“Storms don’t come to teach us painful lessons, rather they were meant to wash us clean.” - Socrates

As the first step in its analysis, Sokrates cleans the code to simplify analyses and to improve their reliability. Cleaning includes removal of comments, empty lines, and long string constants.

Cleaning for Lines of Code Calculations

The central unit of measurement in Sokrates analyses is a line of code. When counting lines fo code, however, Sokrates removes comments and empty lines. Sokrates expresses the size of files and other objects, such as components and concerns in lines of code that do not include blank lines and comments.

For example, the following fragment of code has 35 lines of uncleaned code:

package junit.framework;

/**
 * A set of assert methods.  Messages are only displayed when an assert fails.
 */

public class Assert {
   /**
    * Protect constructor since it is a static only class
    */
   protected Assert() {
   }

   /**
    * Asserts that a condition is true. If it isn't it throws
    * an AssertionFailedError with the given message.
    */
   static public void assertTrue(String message, boolean condition) {
      if (!condition)
         fail(message);
   }
   /**
    * Asserts that a condition is true. If it isn't it throws
    * an AssertionFailedError.
    */
   static public void assertTrue(boolean condition) {
      assertTrue(null, condition);
   }
   /**
    * Asserts that a condition is false. If it isn't it throws
    * an AssertionFailedError with the given message.
    */
   static public void assertFalse(String message, boolean condition) {
      assertTrue(message, !condition);
   }

After cleaning the code to remove comment and empty lines, only 17 lines ode code are left, and these lines are counted for size calculations:

package junit.framework;
public class Assert {
    protected Assert() {
    }
    static public void assertTrue(String message, boolean condition) {
        if (!condition)
            fail(message);
    }
    static public void assertTrue(boolean condition) {
        assertTrue(null, condition);
    }
    static public void assertFalse(String message, boolean condition) {
        assertTrue(message, !condition);
    }
    static public void assertFalse(boolean condition) {
        assertFalse(null, condition);
    }

Cleaning for Duplication Calculations

Before duplication measurements, Sokrates cleanes the code to remove empty lines, comments, and frequently duplicated constructs such as import statements.

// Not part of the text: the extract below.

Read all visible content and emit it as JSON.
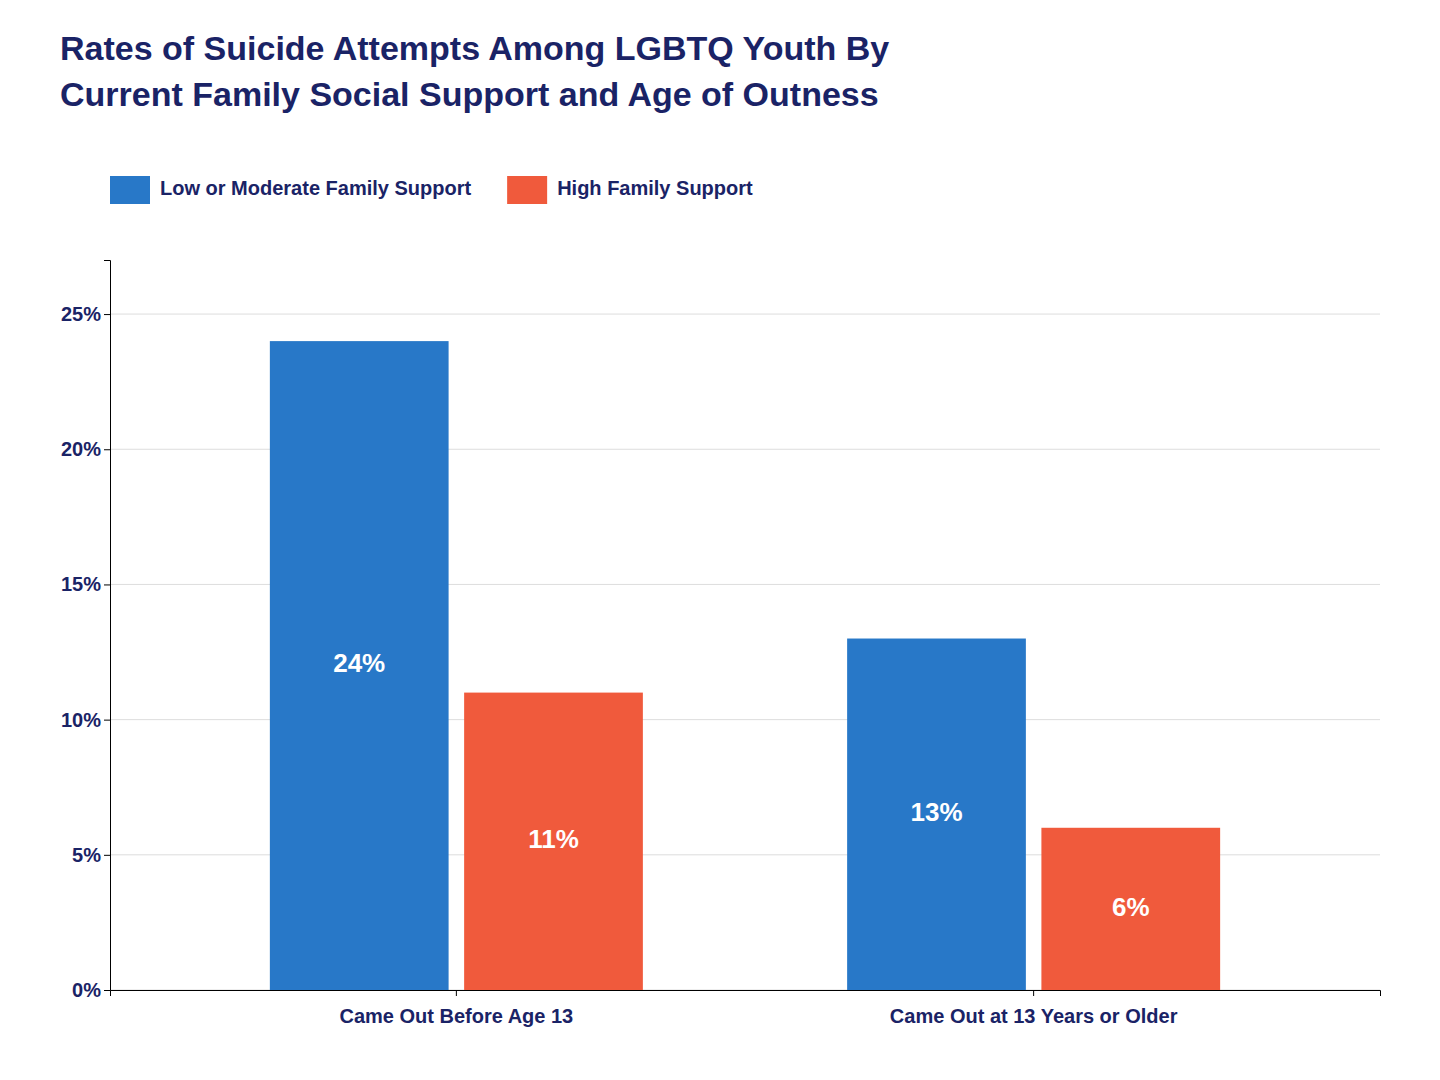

Here is an example of code cleaning for duplication calculations:

Before the cleaning, the code has 25 lines:

/*
 * Copyright (c) 2019 Željko Obrenović. All rights reserved.
 */

package nl.obren.sokrates.sourcecode.operations.impl;

import nl.obren.sokrates.sourcecode.operations.StringOperation;

import java.util.List;

public class LowerCaseOperation extends StringOperation {
    public LowerCaseOperation() {
        super("lowercase");
    }

    public LowerCaseOperation(List<String> params) {
        this();
        this.setParams(params);
    }

    @Override
    public String exec(String input) {
        return input.toLowerCase();
    }
}

After removal of empty lines and comments, 16 lines are left:

package nl.obren.sokrates.sourcecode.operations.impl;
import nl.obren.sokrates.sourcecode.operations.StringOperation;
import java.util.List;
public class LowerCaseOperation extends StringOperation {
    public LowerCaseOperation() {
        super("lowercase");
    }
    public LowerCaseOperation(List<String> params) {
        this();
        this.setParams(params);
    }
    @Override
    public String exec(String input) {
        return input.toLowerCase();
    }
}

Lastly, Sokrates removes statements that are frequenlty automatically inserted and highly duplicated, such as import statements. Sokrates also removes leading and trailing or repeated whitespaces in each line, to be able to identify pieces of code that only differ by their whitespace distribution. This process leads to the following 9 lines that are used to detect duplication:

public class LowerCaseOperation extends StringOperation {
public LowerCaseOperation() {
super("lowercase");
public LowerCaseOperation(List<String> params) {
this();
this.setParams(params);
@Override
public String exec(String input) {
return input.toLowerCase();

Preview the Cleaning in Sokrates Explorer

Sokrates values transparency, so to better understand Sokrates cleaning process, you can use Sokrates Explorer file preview panel to see how the content of each file looks after cleaning:

Figure 1: You can use Sokrates Explorer file preview panel to see how the content of each file looks after cleaning.